Roz collected what background
information she could off the public sites. The specialists mentioned seemed to
be middle-aged and rich, but she couldn’t find anything about their previous
jobs or residences.

In the cab on the way back to the
hotel, Deke raised the partition and spoke in English so the driver wouldn’t
overhear. “There’s something you need to know about Bat social interaction.”

“How are the language lessons going
with Jeeves?”

The copilot shrugged. “He may need
a speech therapist.”

Roz put a hand to her chest. “Is he
cognitively delayed, or has his mouth been deformed by malnutrition and living
in a closet?”

“I—I’m not that kind of specialist.
He speaks better than a Human, for what that’s worth.”

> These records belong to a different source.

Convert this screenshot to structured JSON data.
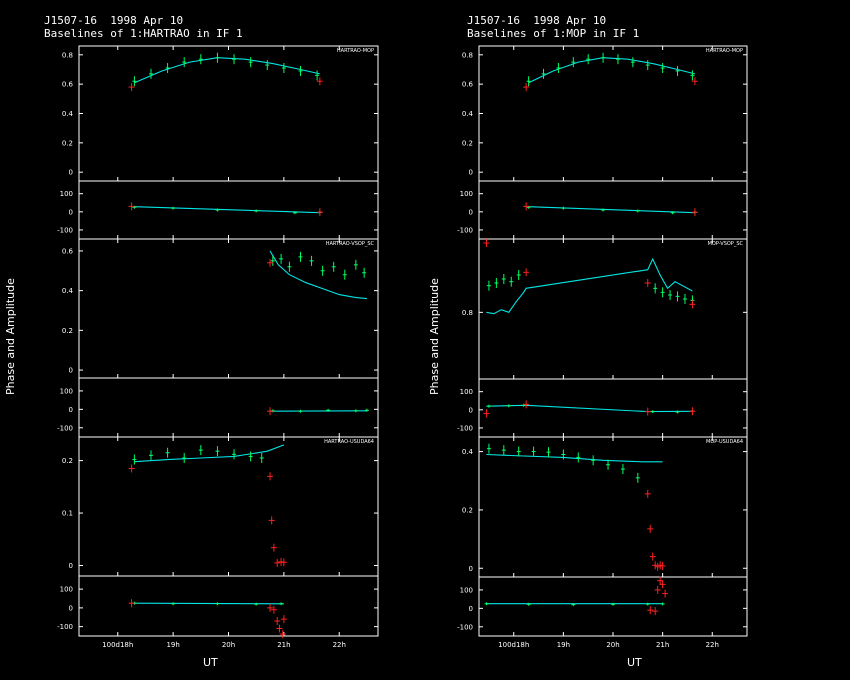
{
  "chart_data": [
    {
      "type": "line",
      "title": "J1507-16  1998 Apr 10",
      "subtitle": "Baselines of 1:HARTRAO in IF 1",
      "ylabel": "Phase and Amplitude",
      "xlabel": "UT",
      "x_ticks": [
        {
          "v": 18,
          "l": "100d18h"
        },
        {
          "v": 19,
          "l": "19h"
        },
        {
          "v": 20,
          "l": "20h"
        },
        {
          "v": 21,
          "l": "21h"
        },
        {
          "v": 22,
          "l": "22h"
        }
      ],
      "xlim": [
        17.3,
        22.7
      ],
      "colors": {
        "data": "#00ff66",
        "model": "#00e5e5",
        "flagged": "#ff2020",
        "axes": "#ffffff"
      },
      "panels": [
        {
          "label": "HARTRAO-MOP",
          "amp_ylim": [
            -0.06,
            0.86
          ],
          "amp_ticks": [
            0,
            0.2,
            0.4,
            0.6,
            0.8
          ],
          "phase_ylim": [
            -150,
            170
          ],
          "phase_ticks": [
            -100,
            0,
            100
          ],
          "amp_data": {
            "x": [
              18.3,
              18.6,
              18.9,
              19.2,
              19.5,
              19.8,
              20.1,
              20.4,
              20.7,
              21.0,
              21.3,
              21.6
            ],
            "y": [
              0.62,
              0.67,
              0.71,
              0.75,
              0.77,
              0.78,
              0.77,
              0.75,
              0.73,
              0.71,
              0.69,
              0.66
            ]
          },
          "amp_model": {
            "x": [
              18.3,
              18.8,
              19.3,
              19.8,
              20.3,
              20.8,
              21.3,
              21.65
            ],
            "y": [
              0.61,
              0.69,
              0.75,
              0.78,
              0.77,
              0.74,
              0.7,
              0.67
            ]
          },
          "amp_flagged": {
            "x": [
              18.25,
              21.65
            ],
            "y": [
              0.58,
              0.62
            ]
          },
          "phase_data": {
            "x": [
              18.3,
              19.0,
              19.8,
              20.5,
              21.2,
              21.65
            ],
            "y": [
              25,
              20,
              10,
              5,
              -5,
              -3
            ]
          },
          "phase_model": {
            "x": [
              18.3,
              21.65
            ],
            "y": [
              28,
              -5
            ]
          },
          "phase_flagged": {
            "x": [
              18.25,
              21.65
            ],
            "y": [
              30,
              -2
            ]
          }
        },
        {
          "label": "HARTRAO-VSOP_SC",
          "amp_ylim": [
            -0.04,
            0.66
          ],
          "amp_ticks": [
            0,
            0.2,
            0.4,
            0.6
          ],
          "phase_ylim": [
            -150,
            170
          ],
          "phase_ticks": [
            -100,
            0,
            100
          ],
          "amp_data": {
            "x": [
              20.8,
              20.95,
              21.1,
              21.3,
              21.5,
              21.7,
              21.9,
              22.1,
              22.3,
              22.45
            ],
            "y": [
              0.55,
              0.56,
              0.52,
              0.57,
              0.55,
              0.5,
              0.52,
              0.48,
              0.53,
              0.49
            ]
          },
          "amp_model": {
            "x": [
              20.75,
              20.9,
              21.1,
              21.4,
              21.7,
              22.0,
              22.3,
              22.5
            ],
            "y": [
              0.6,
              0.53,
              0.48,
              0.44,
              0.41,
              0.38,
              0.365,
              0.36
            ]
          },
          "amp_flagged": {
            "x": [
              20.75
            ],
            "y": [
              0.54
            ]
          },
          "phase_data": {
            "x": [
              20.8,
              21.3,
              21.8,
              22.3,
              22.5
            ],
            "y": [
              -8,
              -10,
              -5,
              -8,
              -5
            ]
          },
          "phase_model": {
            "x": [
              20.75,
              22.5
            ],
            "y": [
              -10,
              -8
            ]
          },
          "phase_flagged": {
            "x": [
              20.75
            ],
            "y": [
              -10
            ]
          }
        },
        {
          "label": "HARTRAO-USUDA64",
          "amp_ylim": [
            -0.02,
            0.245
          ],
          "amp_ticks": [
            0,
            0.1,
            0.2
          ],
          "phase_ylim": [
            -150,
            170
          ],
          "phase_ticks": [
            -100,
            0,
            100
          ],
          "amp_data": {
            "x": [
              18.3,
              18.6,
              18.9,
              19.2,
              19.5,
              19.8,
              20.1,
              20.4,
              20.6
            ],
            "y": [
              0.202,
              0.21,
              0.215,
              0.205,
              0.22,
              0.218,
              0.212,
              0.208,
              0.205
            ]
          },
          "amp_model": {
            "x": [
              18.3,
              18.9,
              19.5,
              20.1,
              20.7,
              21.0
            ],
            "y": [
              0.198,
              0.202,
              0.205,
              0.208,
              0.218,
              0.23
            ]
          },
          "amp_flagged": {
            "x": [
              18.25,
              20.75,
              20.78,
              20.82,
              20.88,
              20.95,
              21.0
            ],
            "y": [
              0.185,
              0.17,
              0.086,
              0.034,
              0.005,
              0.007,
              0.006
            ]
          },
          "phase_data": {
            "x": [
              18.3,
              19.0,
              19.8,
              20.5,
              20.95
            ],
            "y": [
              25,
              22,
              22,
              20,
              22
            ]
          },
          "phase_model": {
            "x": [
              18.3,
              21.0
            ],
            "y": [
              25,
              22
            ]
          },
          "phase_flagged": {
            "x": [
              18.25,
              20.75,
              20.82,
              20.88,
              20.92,
              20.98,
              21.0
            ],
            "y": [
              25,
              0,
              -10,
              -70,
              -110,
              -140,
              -60
            ]
          }
        }
      ]
    },
    {
      "type": "line",
      "title": "J1507-16  1998 Apr 10",
      "subtitle": "Baselines of 1:MOP in IF 1",
      "ylabel": "Phase and Amplitude",
      "xlabel": "UT",
      "x_ticks": [
        {
          "v": 18,
          "l": "100d18h"
        },
        {
          "v": 19,
          "l": "19h"
        },
        {
          "v": 20,
          "l": "20h"
        },
        {
          "v": 21,
          "l": "21h"
        },
        {
          "v": 22,
          "l": "22h"
        }
      ],
      "xlim": [
        17.3,
        22.7
      ],
      "colors": {
        "data": "#00ff66",
        "model": "#00e5e5",
        "flagged": "#ff2020",
        "axes": "#ffffff"
      },
      "panels": [
        {
          "label": "HARTRAO-MOP",
          "amp_ylim": [
            -0.06,
            0.86
          ],
          "amp_ticks": [
            0,
            0.2,
            0.4,
            0.6,
            0.8
          ],
          "phase_ylim": [
            -150,
            170
          ],
          "phase_ticks": [
            -100,
            0,
            100
          ],
          "amp_data": {
            "x": [
              18.3,
              18.6,
              18.9,
              19.2,
              19.5,
              19.8,
              20.1,
              20.4,
              20.7,
              21.0,
              21.3,
              21.6
            ],
            "y": [
              0.62,
              0.67,
              0.71,
              0.75,
              0.77,
              0.78,
              0.77,
              0.75,
              0.73,
              0.71,
              0.69,
              0.66
            ]
          },
          "amp_model": {
            "x": [
              18.3,
              18.8,
              19.3,
              19.8,
              20.3,
              20.8,
              21.3,
              21.65
            ],
            "y": [
              0.61,
              0.69,
              0.75,
              0.78,
              0.77,
              0.74,
              0.7,
              0.67
            ]
          },
          "amp_flagged": {
            "x": [
              18.25,
              21.65
            ],
            "y": [
              0.58,
              0.62
            ]
          },
          "phase_data": {
            "x": [
              18.3,
              19.0,
              19.8,
              20.5,
              21.2,
              21.65
            ],
            "y": [
              25,
              20,
              10,
              5,
              -5,
              -3
            ]
          },
          "phase_model": {
            "x": [
              18.3,
              21.65
            ],
            "y": [
              28,
              -5
            ]
          },
          "phase_flagged": {
            "x": [
              18.25,
              21.65
            ],
            "y": [
              30,
              -2
            ]
          }
        },
        {
          "label": "MOP-VSOP_SC",
          "amp_ylim": [
            0.3,
            1.35
          ],
          "amp_ticks": [
            0.8
          ],
          "phase_ylim": [
            -150,
            170
          ],
          "phase_ticks": [
            -100,
            0,
            100
          ],
          "amp_data": {
            "x": [
              17.5,
              17.65,
              17.8,
              17.95,
              18.1,
              20.85,
              21.0,
              21.15,
              21.3,
              21.45,
              21.6
            ],
            "y": [
              1.0,
              1.02,
              1.05,
              1.03,
              1.08,
              0.98,
              0.95,
              0.93,
              0.92,
              0.9,
              0.89
            ]
          },
          "amp_model": {
            "x": [
              17.45,
              17.6,
              17.75,
              17.9,
              18.05,
              18.2,
              18.25,
              20.7,
              20.8,
              20.95,
              21.1,
              21.25,
              21.4,
              21.6
            ],
            "y": [
              0.8,
              0.79,
              0.82,
              0.8,
              0.88,
              0.95,
              0.98,
              1.12,
              1.2,
              1.08,
              0.98,
              1.03,
              1.0,
              0.96
            ]
          },
          "amp_flagged": {
            "x": [
              17.45,
              18.25,
              20.7,
              21.6
            ],
            "y": [
              1.32,
              1.1,
              1.02,
              0.86
            ]
          },
          "phase_data": {
            "x": [
              17.5,
              17.9,
              18.2,
              20.8,
              21.3,
              21.6
            ],
            "y": [
              20,
              22,
              25,
              -10,
              -12,
              -8
            ]
          },
          "phase_model": {
            "x": [
              17.45,
              18.25,
              20.7,
              21.6
            ],
            "y": [
              20,
              25,
              -10,
              -8
            ]
          },
          "phase_flagged": {
            "x": [
              17.45,
              18.25,
              20.7,
              21.6
            ],
            "y": [
              -20,
              30,
              -10,
              -8
            ]
          }
        },
        {
          "label": "MOP-USUDA64",
          "amp_ylim": [
            -0.03,
            0.45
          ],
          "amp_ticks": [
            0,
            0.2,
            0.4
          ],
          "phase_ylim": [
            -150,
            170
          ],
          "phase_ticks": [
            -100,
            0,
            100
          ],
          "amp_data": {
            "x": [
              17.5,
              17.8,
              18.1,
              18.4,
              18.7,
              19.0,
              19.3,
              19.6,
              19.9,
              20.2,
              20.5
            ],
            "y": [
              0.41,
              0.405,
              0.4,
              0.4,
              0.398,
              0.39,
              0.38,
              0.37,
              0.355,
              0.34,
              0.31
            ]
          },
          "amp_model": {
            "x": [
              17.45,
              18.2,
              19.0,
              19.8,
              20.6,
              21.0
            ],
            "y": [
              0.39,
              0.385,
              0.38,
              0.37,
              0.365,
              0.365
            ]
          },
          "amp_flagged": {
            "x": [
              20.7,
              20.75,
              20.8,
              20.85,
              20.9,
              20.95,
              21.0
            ],
            "y": [
              0.255,
              0.135,
              0.04,
              0.01,
              0.005,
              0.01,
              0.008
            ]
          },
          "phase_data": {
            "x": [
              17.45,
              18.3,
              19.2,
              20.0,
              20.7,
              21.0
            ],
            "y": [
              25,
              22,
              20,
              22,
              23,
              24
            ]
          },
          "phase_model": {
            "x": [
              17.45,
              21.0
            ],
            "y": [
              25,
              25
            ]
          },
          "phase_flagged": {
            "x": [
              20.75,
              20.85,
              20.9,
              20.95,
              21.0,
              21.05
            ],
            "y": [
              -10,
              -15,
              100,
              150,
              130,
              80
            ]
          }
        }
      ]
    }
  ]
}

“Is there any way we could hire a
therapist for the next leg?” Roz asked her mother. “I’d want the best. I’ll pay
out of my share.”

Deke said, “What I need to tell you
is that some of translation is implied culturally, and AIs will never fill in
the gaps. Remember how vague the editor was? Whenever something doesn’t seem to
have a cause, the cause is neutronium.” The power behind the throne.

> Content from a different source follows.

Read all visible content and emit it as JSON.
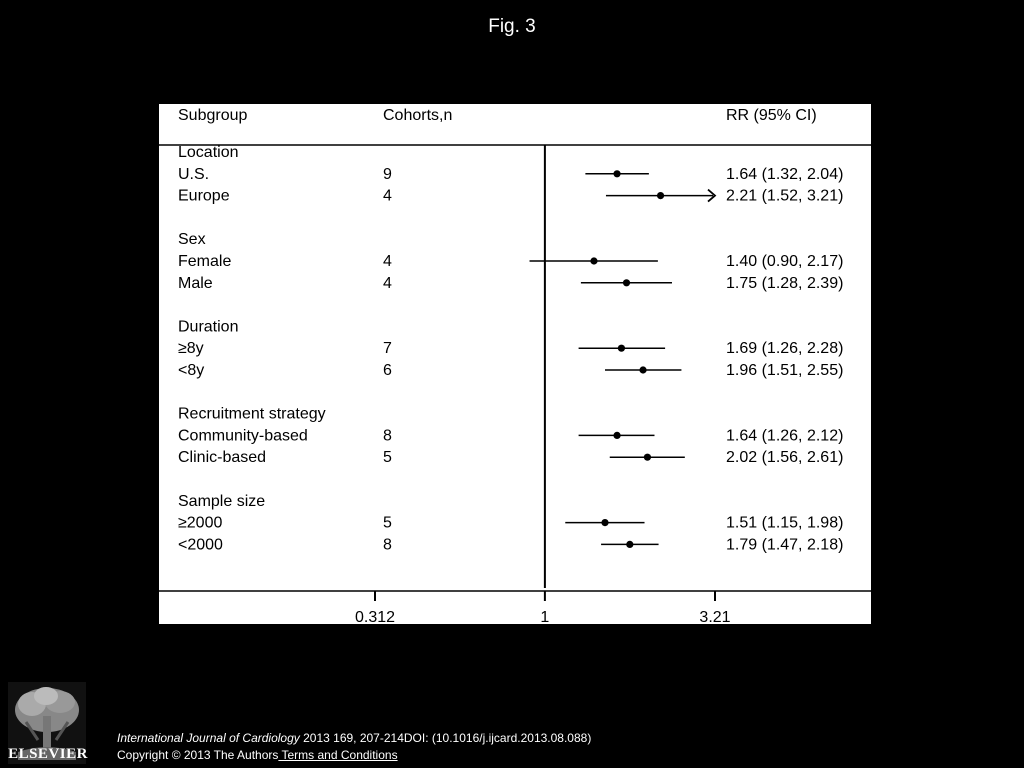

“So these engineers wanted to
retire from the neutronium plant but knew too much?” Alyssa guessed. “Reminds
me of the tomb builders being buried with the pharaohs.”

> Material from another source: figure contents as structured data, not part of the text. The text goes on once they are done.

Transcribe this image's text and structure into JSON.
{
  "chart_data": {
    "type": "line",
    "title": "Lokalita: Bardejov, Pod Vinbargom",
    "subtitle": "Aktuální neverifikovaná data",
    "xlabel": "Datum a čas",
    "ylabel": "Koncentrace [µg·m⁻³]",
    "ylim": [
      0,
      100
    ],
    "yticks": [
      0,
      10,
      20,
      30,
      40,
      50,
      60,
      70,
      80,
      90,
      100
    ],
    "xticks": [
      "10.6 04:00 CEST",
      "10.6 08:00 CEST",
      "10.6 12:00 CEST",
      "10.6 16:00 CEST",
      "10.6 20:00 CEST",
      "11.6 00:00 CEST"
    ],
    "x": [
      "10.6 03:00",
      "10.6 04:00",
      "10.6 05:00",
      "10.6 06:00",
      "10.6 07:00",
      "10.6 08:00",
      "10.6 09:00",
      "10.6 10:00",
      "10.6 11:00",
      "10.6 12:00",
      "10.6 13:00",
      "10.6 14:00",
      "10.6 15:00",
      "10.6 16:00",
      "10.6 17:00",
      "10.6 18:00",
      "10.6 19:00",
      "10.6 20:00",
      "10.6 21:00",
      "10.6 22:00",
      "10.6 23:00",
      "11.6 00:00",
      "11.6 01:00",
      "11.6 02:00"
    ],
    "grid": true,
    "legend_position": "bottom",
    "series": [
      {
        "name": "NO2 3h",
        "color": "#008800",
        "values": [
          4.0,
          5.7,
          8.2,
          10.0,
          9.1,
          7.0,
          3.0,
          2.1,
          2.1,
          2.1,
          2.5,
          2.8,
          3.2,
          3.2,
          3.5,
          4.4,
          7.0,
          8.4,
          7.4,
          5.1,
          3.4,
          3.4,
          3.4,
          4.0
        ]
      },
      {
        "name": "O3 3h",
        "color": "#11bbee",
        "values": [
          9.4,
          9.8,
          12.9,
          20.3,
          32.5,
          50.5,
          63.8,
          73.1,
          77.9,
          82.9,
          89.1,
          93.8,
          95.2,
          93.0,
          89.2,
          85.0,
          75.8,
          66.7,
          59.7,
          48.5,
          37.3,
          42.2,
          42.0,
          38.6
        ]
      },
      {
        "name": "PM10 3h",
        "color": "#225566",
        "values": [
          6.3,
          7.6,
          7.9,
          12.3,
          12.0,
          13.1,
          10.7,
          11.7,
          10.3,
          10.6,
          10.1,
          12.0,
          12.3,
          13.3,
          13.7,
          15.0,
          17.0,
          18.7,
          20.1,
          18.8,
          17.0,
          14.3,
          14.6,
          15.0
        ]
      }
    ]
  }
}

Deke shrugged. “Perhaps they merely
failed to make their quota or spilled secrets. Either way, investigating these
men would be seen as an attempt to find the source of the neutronium. That
could never be allowed.”

“We also can’t attack the
overcrowding or the unfairness without criticizing the royals.” Alyssa took the
cube from Roz and pointed at the face of the child. “This is what we
concentrate on—the children who don’t belong in prison. People could get behind
a cause like saving them, and removing them would solve a problem for the
establishment. You’re a convincing advocate for disadvantaged little ones. Your
passion will come through on camera.”

“So we go in as humanitarian aid
for the children—blankets, water filtration, and food?” Roz suggested. Her eyes
were glued to the window as they sped through a traffic circle with several
rings and two distinct levels.

Alyssa said, “Plus birth control
for the inmates and emergency evacuation in stasis for any children with severe
medical needs. You’d have an excuse for hiring that speech therapist or
nutrition expert.”

Roz did some quick math in her
head. “We could haul three or four times as many kids in the same space as the
engineers.”

“How do we get permits and funding
for all that?” asked Deke. “Let alone for this party. The guest list is over
five hundred already.”

“Ah,” Alyssa said with a smile.
“The public and politicians will give us the finances when they see the ads for
our cause. What I’m curious about is how you plan to get your ship out of that
one-way system again.”

Roz pulled up charts for the lie that
she and Echo had prepared. She didn’t want to deceive her mother, but Roz
couldn’t tell anyone else about the subbasement drive, especially not off the
ship. “We found a loophole, a gravity thread that passes through the very edge
of the Niisham system every 271 years.”

“Bull,” Alyssa replied. “The Bats
would know about that.”

“The Magi didn’t put it on the star
charts they shared. Some astronomical phenomena they kept to themselves,
especially when the Bats started using the one-way jump to dispose of trash,”
Roz explained. The thread in question passed a quarter parsec away from the
alleged target, but politicians weren’t rocket scientists. Her stomach roiled
from the high speeds and traffic weaving.

Her mother asked, “Why are the Magi
so zealous about exploring all the systems, even the unreachable ones?”
Everyone else had enough trouble managing the 80 percent of Union space that
the Turtles and Magi had explored for them.